How the vaccination strategy will impact on Modi’s ratings long term remains to be seen. But there is already evidence that Modi’s ruling BJP are being made to pay for the Covid crisis at the polls.

Modi’s party failed to win the key state of West Bengal at a regional election last weekend, and failed to win in three other state elections in April, although it retained power in the state of Assam.

Dr. Manali Kumar from the Institute of Political Science at the University of St.
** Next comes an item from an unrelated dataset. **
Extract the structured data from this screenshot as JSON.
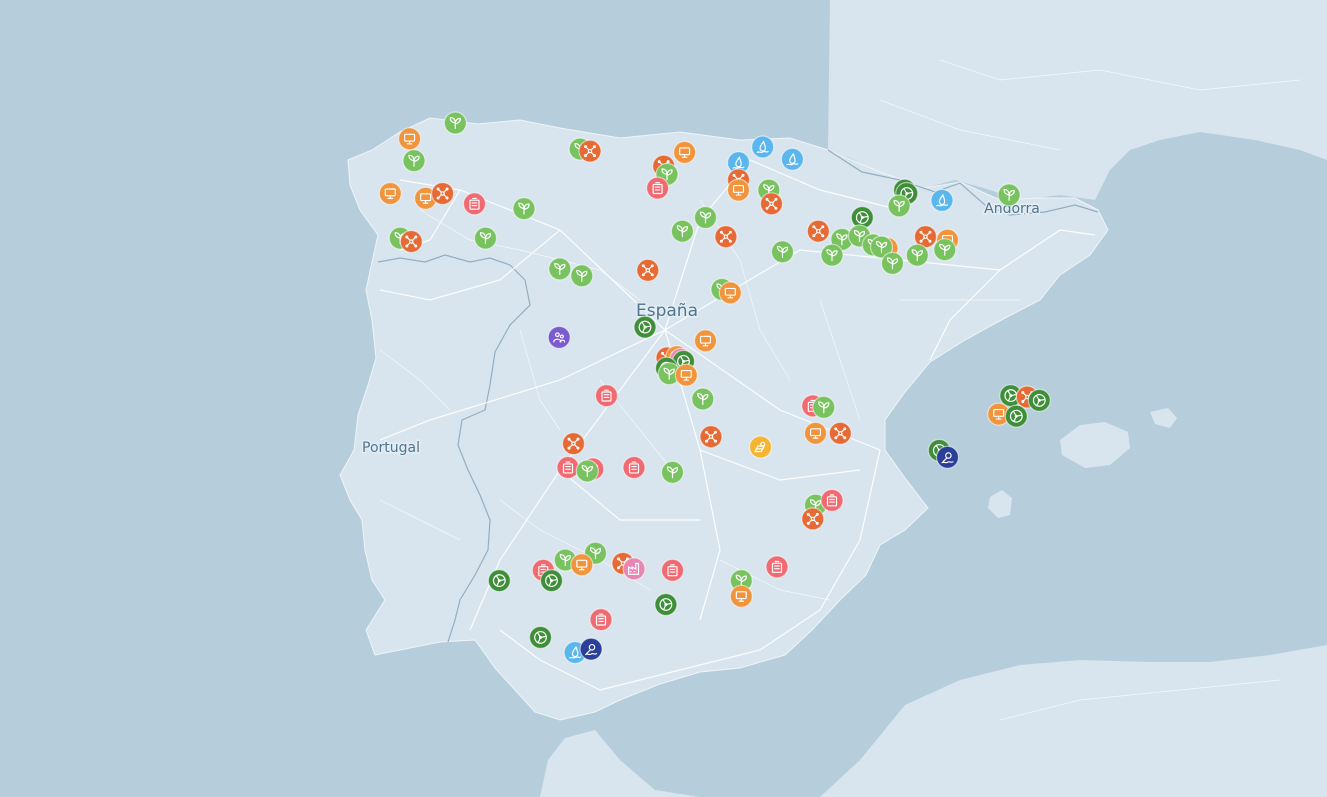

Gallen in Switzerland noted that “this second wave is a disaster created by the complacency of the Indian government, which is now busy controlling the narrative rather than tackling the problem.”

“Maybe the worst of the disaster that is now unfolding in India could have been avoided if restrictions on public and private gatherings had been left in place,” she noted, adding that “decades of neglecting investments in healthcare infrastructure and an electorate that has not prioritised public services are also to blame.”

Prime Minister Modi has defended the government’s vaccination strategy, telling ministers in April that “those who are in the habit of doing (playing) politics, let them do so … I have been facing various allegations. We can’t stop those who are hell bent on doing politics. But we are committed to service to mankind, which we shall continue,” he said, the Times of India reported.

He also noted that a previous peak in infections, last September, had been controlled at a time when vaccines were not available and track and tracing cases and mass testing had been relied upon.